In Bergoglios schwierigster Zeit, während der Militärdiktatur,
wohnten Pater Scannone und er im selben Haus: Bergoglio war Provinzial der Jesuiten
in Argentinien. „Darum haben wir oft gesprochen, und ich habe selbst erlebt, dass
er alles tat, um zunächst zu wissen, wer jemanden festgenommen hatte. Das konnte nämlich
die Marine sein, das Heer, die Polizei oder die Luftwaffe – die operierten alle unabhängig
voneinander.“ Im Fall von zwei verhafteten Jesuiten, Jalicks und Yorio, habe Bergoglio
damals schließlich erfahren, dass dahinter die Marine steckte. „Und dann hat er
alles Mögliche getan, um sie befreien zu lassen! Der Bischof, der Vikar für diese
Zone von Buenos Aires, und Bergoglio selbst haben alles Mögliche getan, und Gott sei
Dank wurden sie später freigelassen, auch wenn sie ins Ausland gehen mussten wegen
der Gefahr, nochmals festgenommen zu werden. Aber wirklich, er hat alles getan!
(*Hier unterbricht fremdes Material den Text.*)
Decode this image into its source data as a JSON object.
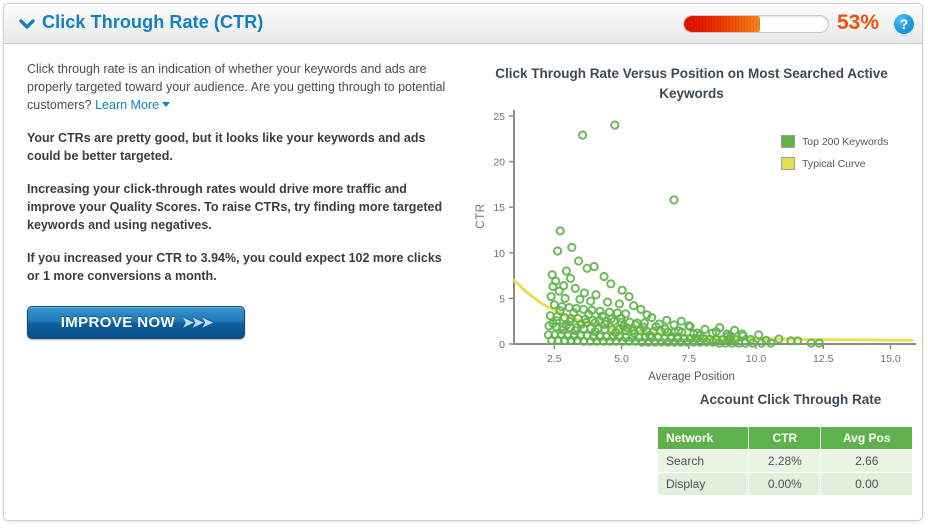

Und
als er später nicht mehr Provinzial war, sagte er öffentlich, wie froh er sei, dass
kein Jesuit ermordet worden sei.“
Auf Pater Scannone wirkt Jorge Mario
Bergoglio seit der Wahl zum Papst glücklicher denn je: „Sein Gesicht strahlt jetzt
noch viel mehr als früher. Theologisch könnte man sagen, man sieht ihm den Heiligen
Geist an!“ Er sei bis heute beeindruckt von Bergoglios konzentriertem Arbeiten,
so Pater Scannone: Innerhalb fünf Minuten habe der heutige Papst an einem theologischen
Artikel gearbeitet, gleichzeitig die Wäsche gewachsen und andere in geistlichen Fragen
beraten - wie ein 'Ein-Mann-Orchester'. Sehr am Herzen liege Bergoglio das Gespräch
der Religionen: Ihm sei es zu verdanken, dass Argentinien heute als eines von wenigen
Ländern weltweit einen Dialog zwischen Muslimen und Judentum habe. An einem Institut
im Erzbistum Buenos Aires legen katholische, protestantische und jüdische Bibelwissenschaftler
zusammen die Bibel aus, erarbeiten bibelpastorales Material, bieten Bibelkurse für
Arme an. Zum Leiter des Instituts hat Erzbischof Bergoglio einen laisierten Priester
gemacht.
Die Wahl des argentinischen Papstes habe in seiner Heimat zu Euphorie
geführt, bis heute: „Die ganze Bevölkerung, auch die nichtkatholische oder gegenüber
dem Glauben gleichgültige, ist sehr froh darüber. Etwa in der Karwoche und Osterzeit
sind viele wieder zur Beichte gekommen, die jahrelang keinen Kontakt mehr mit der
Kirche hatten." Eine Lücke sei durch Bergoglios Abgang nach Rom nicht entstanden,
glaubt Pater Scannone, schließlich sei Mario Aurelio Poli, der neue Erzbischof von
Buenos Aires und frühere Weihbischof Bergoglios, dessen „Schüler“.